Hunger and poverty pushes thousands of Cubans onto streets

ByJoanna Kedzierska

Hunger and poverty pushes thousands of Cubans onto streets


As Cuba is experiencing its worst economic crisis since 1991, thousands of people have taken to the streets in anti-governmental protests that have been spreading throughout the country since 11 July.

The protesters are expressing their discontent about the scarcity of medicines, energy blackouts, and food shortages which have forced Cubans to queue for hours to obtain food.

“The people are dying of hunger! Our children are dying of hunger,” one of the protesters was heard to shout during a rally in the province of Artemisa.

“It is the most massive popular demonstration to protest against the government that we have experienced in Cuba since ’59,” Carolina Barrero, a Cuban activist, told The New York Times.

The demonstrations turned into violent clashes with the security forces when the latter cracked down on protesters using pepper spray and batons. A video posted on social media shows protesters overturning a police car in Cardenas and people looting government-run stores that were selling overpriced products in foreign currencies.

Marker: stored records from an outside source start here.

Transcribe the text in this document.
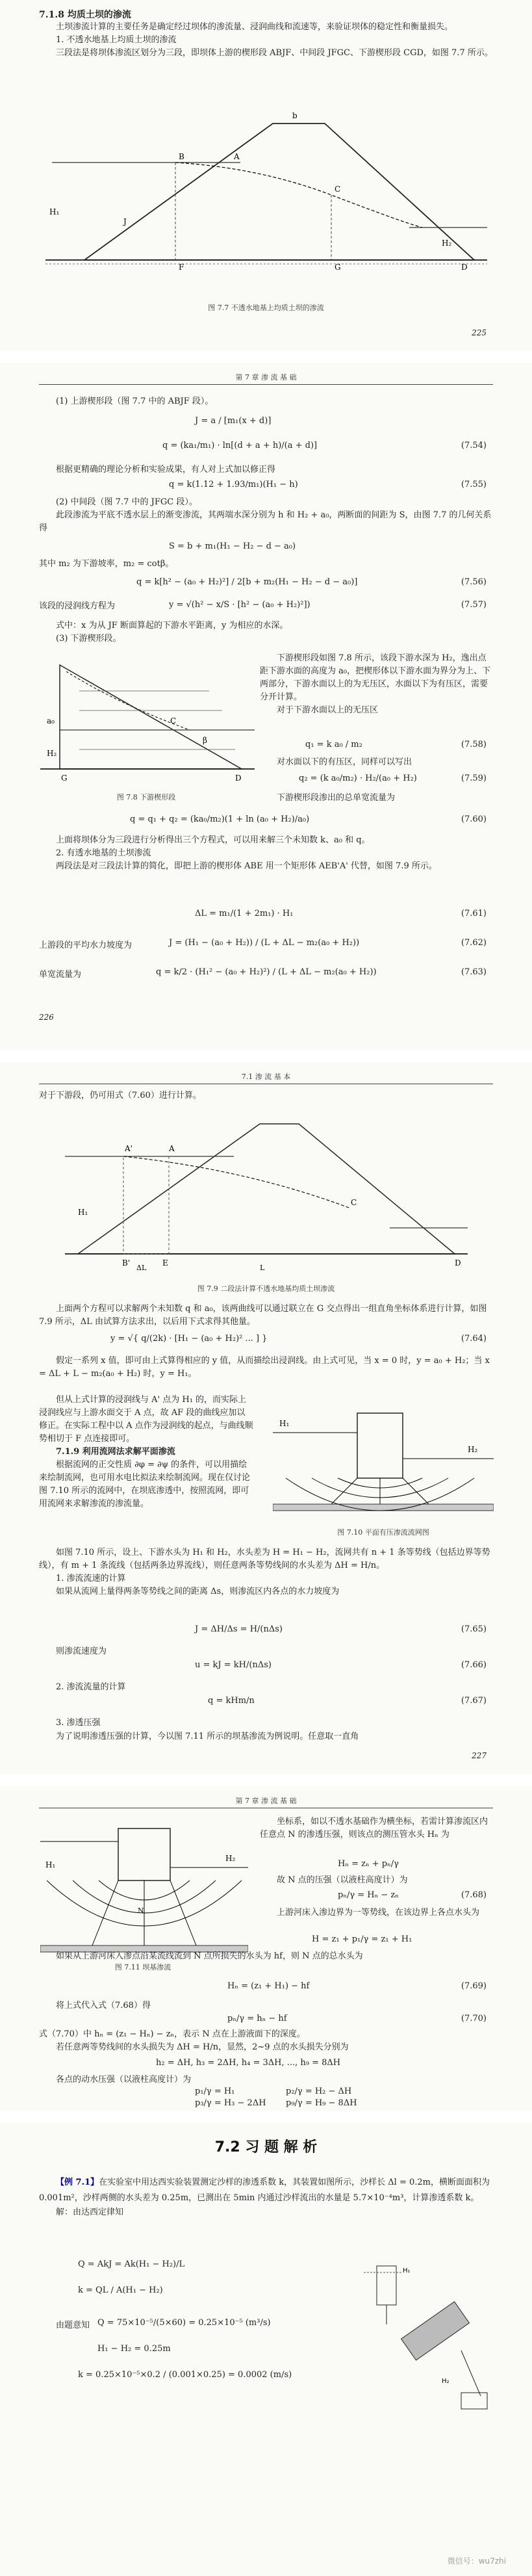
7.1.8 均质土坝的渗流

土坝渗流计算的主要任务是确定经过坝体的渗流量、浸润曲线和流速等，来验证坝体的稳定性和衡量损失。

1. 不透水地基上均质土坝的渗流

三段法是将坝体渗流区划分为三段，即坝体上游的楔形段 ABJF、中间段 JFGC、下游楔形段 CGD，如图 7.7 所示。

H₁
B	A
F	G
C
D
H₂
b
J
图 7.7 不透水地基上均质土坝的渗流
225
第 7 章 渗 流 基 础

(1) 上游楔形段（图 7.7 中的 ABJF 段）。

J = a / [m₁(x + d)]
q = (ka₁/m₁) · ln[(d + a + h)/(a + d)]	(7.54)

根据更精确的理论分析和实验成果，有人对上式加以修正得

q = k(1.12 + 1.93/m₁)(H₁ − h)	(7.55)

(2) 中间段（图 7.7 中的 JFGC 段）。

此段渗流为平底不透水层上的渐变渗流，其两端水深分别为 h 和 H₂ + a₀，两断面的间距为 S，由图 7.7 的几何关系得

S = b + m₁(H₁ − H₂ − d − a₀)

其中 m₂ 为下游坡率，m₂ = cotβ。

q = k[h² − (a₀ + H₂)²] / 2[b + m₂(H₁ − H₂ − d − a₀)]	(7.56)

该段的浸润线方程为	y = √(h² − x/S · [h² − (a₀ + H₂)²])	(7.57)

式中：x 为从 JF 断面算起的下游水平距离，y 为相应的水深。

(3) 下游楔形段。

a₀
H₂
G	D
C
β
图 7.8 下游楔形段

下游楔形段如图 7.8 所示，该段下游水深为 H₂，逸出点距下游水面的高度为 a₀，把楔形体以下游水面为界分为上、下两部分，下游水面以上的为无压区，水面以下为有压区，需要分开计算。

对于下游水面以上的无压区

q₁ = k a₀ / m₂	(7.58)

对水面以下的有压区，同样可以写出

q₂ = (k a₀/m₂) · H₂/(a₀ + H₂)	(7.59)

下游楔形段渗出的总单宽流量为

q = q₁ + q₂ = (ka₀/m₂)(1 + ln (a₀ + H₂)/a₀)	(7.60)

上面将坝体分为三段进行分析得出三个方程式，可以用来解三个未知数 k、a₀ 和 q。

2. 有透水地基的土坝渗流

两段法是对三段法计算的简化，即把上游的楔形体 ABE 用一个矩形体 AEB'A' 代替，如图 7.9 所示。

ΔL = m₁/(1 + 2m₁) · H₁	(7.61)
上游段的平均水力坡度为	J = (H₁ − (a₀ + H₂)) / (L + ΔL − m₂(a₀ + H₂))	(7.62)
单宽流量为	q = k/2 · (H₁² − (a₀ + H₂)²) / (L + ΔL − m₂(a₀ + H₂))	(7.63)
226
7.1 渗 流 基 本

对于下游段，仍可用式（7.60）进行计算。

A'	A
H₁
B'	E
C
D
ΔL	L
图 7.9 二段法计算不透水地基均质土坝渗流

上面两个方程可以求解两个未知数 q 和 a₀，该两曲线可以通过联立在 G 交点得出一组直角坐标体系进行计算，如图 7.9 所示，ΔL 由试算方法求出，以后用下式求得其他量。

y = √{ q/(2k) · [H₁ − (a₀ + H₂)² ... ] }	(7.64)

假定一系列 x 值，即可由上式算得相应的 y 值，从而描绘出浸润线。由上式可见，当 x = 0 时，y = a₀ + H₂；当 x = ΔL + L − m₂(a₀ + H₂) 时，y = H₁。

但从上式计算的浸润线与 A' 点为 H₁ 的，而实际上浸润线应与上游水面交于 A 点，故 AF 段的曲线应加以修正。在实际工程中以 A 点作为浸润线的起点，与曲线顺势相切于 F 点连接即可。

7.1.9 利用流网法求解平面渗流

根据流网的正交性质 ∂φ = ∂ψ 的条件，可以用描绘来绘制流网，也可用水电比拟法来绘制流网。现在仅讨论图 7.10 所示的流网中，在坝底渗透中，按照流网，即可用流网来求解渗流的渗流量。

H₁
H₂
图 7.10 平面有压渗流流网图

如图 7.10 所示，设上、下游水头为 H₁ 和 H₂，水头差为 H = H₁ − H₂，流网共有 n + 1 条等势线（包括边界等势线），有 m + 1 条流线（包括两条边界流线），则任意两条等势线间的水头差为 ΔH = H/n。

1. 渗流流速的计算

如果从流网上量得两条等势线之间的距离 Δs，则渗流区内各点的水力坡度为

J = ΔH/Δs = H/(nΔs)	(7.65)
则渗流速度为
u = kJ = kH/(nΔs)	(7.66)
2. 渗流流量的计算
q = kHm/n	(7.67)
3. 渗透压强

为了说明渗透压强的计算，今以图 7.11 所示的坝基渗流为例说明。任意取一直角

227
第 7 章 渗 流 基 础
H₁
H₂
N
图 7.11 坝基渗流

坐标系，如以不透水基础作为横坐标，若需计算渗流区内任意点 N 的渗透压强，则该点的测压管水头 Hₙ 为

Hₙ = zₙ + pₙ/γ

故 N 点的压强（以液柱高度计）为

pₙ/γ = Hₙ − zₙ	(7.68)

上游河床入渗边界为一等势线，在该边界上各点水头为

H = z₁ + p₁/γ = z₁ + H₁

如果从上游河床入渗点沿某流线流到 N 点所损失的水头为 hf，则 N 点的总水头为

Hₙ = (z₁ + H₁) − hf	(7.69)
将上式代入式（7.68）得
pₙ/γ = hₙ − hf	(7.70)

式（7.70）中 hₙ = (z₁ − Hₙ) − zₙ，表示 N 点在上游液面下的深度。

若任意两等势线间的水头损失为 ΔH = H/n，显然，2~9 点的水头损失分别为

h₂ = ΔH, h₃ = 2ΔH, h₄ = 3ΔH, ..., h₉ = 8ΔH
各点的动水压强（以液柱高度计）为
p₁/γ = H₁	p₂/γ = H₂ − ΔH
p₃/γ = H₃ − 2ΔH p₉/γ = H₉ − 8ΔH
7.2 习 题 解 析

【例 7.1】在实验室中用达西实验装置测定沙样的渗透系数 k，其装置如图所示，沙样长 Δl = 0.2m，横断面面积为 0.001m²，沙样两侧的水头差为 0.25m，已测出在 5min 内通过沙样流出的水量是 5.7×10⁻⁴m³，计算渗透系数 k。

解：由达西定律知

Q = AkJ = Ak(H₁ − H₂)/L
k = QL / A(H₁ − H₂)
由题意知 Q = 75×10⁻⁵/(5×60) = 0.25×10⁻⁵ (m³/s)
H₁ − H₂ = 0.25m
k = 0.25×10⁻⁵×0.2 / (0.001×0.25) = 0.0002 (m/s)
H₁
H₂
微信号：wu7zhi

“During yesterday’s [11 July] spontaneous demonstrations which spread across different areas of the country, Amnesty International received with alarm reports of internet blackouts, arbitrary arrests, excessive use of force – including police firing on demonstrators – and reports that there is a long list of missing persons,” said Erika Guevara-Rosas, America’s director at Amnesty International.

Some protesters openly demanded the authorities, led by President Miguel Diaz-Canel, to step down. In the capital of Havana, crowds shouted, “Down with the dictatorship.”

Instead of trying to calm the protesters down, President Diaz-Canel called on his supporters to take to the streets and oppose the protesters.

“We call all revolutionaries to hit the streets to defend the revolution everywhere,” he said in a TV address, blaming the U.S. for the ongoing riots.

The main triggers of the protests are hunger and the dire economic situation. In 2020 the Cuban economy shrank by 11%, the deepest fall since 1991. The situation has been worsened by the global pandemic which has kept tourists away, thus depriving the country of its main source of external revenue.

According to the Cuban Observatory of Human Rights, 21% of Cuban families lived on less than US$20 per month in October 2020, a figure twice that recorded in January 2020 when 24% had US$20-40 dollars per month and 19% between US$41 to 100. In summary, about 64% of Cubans are living on less than US$1.11 dollars daily.

Meanwhile, against this background, Cubans have been observed migrating increasingly more towards U.S. shores. Since October 2020, the U.S. Coast Guard has apprehended over 512 Cubans in the sea while in 2019 their number was 49. On 11 July, nine Cuban migrants who were nearing the U.S. coastline went missing when their boat overturned close to Key West, Florida.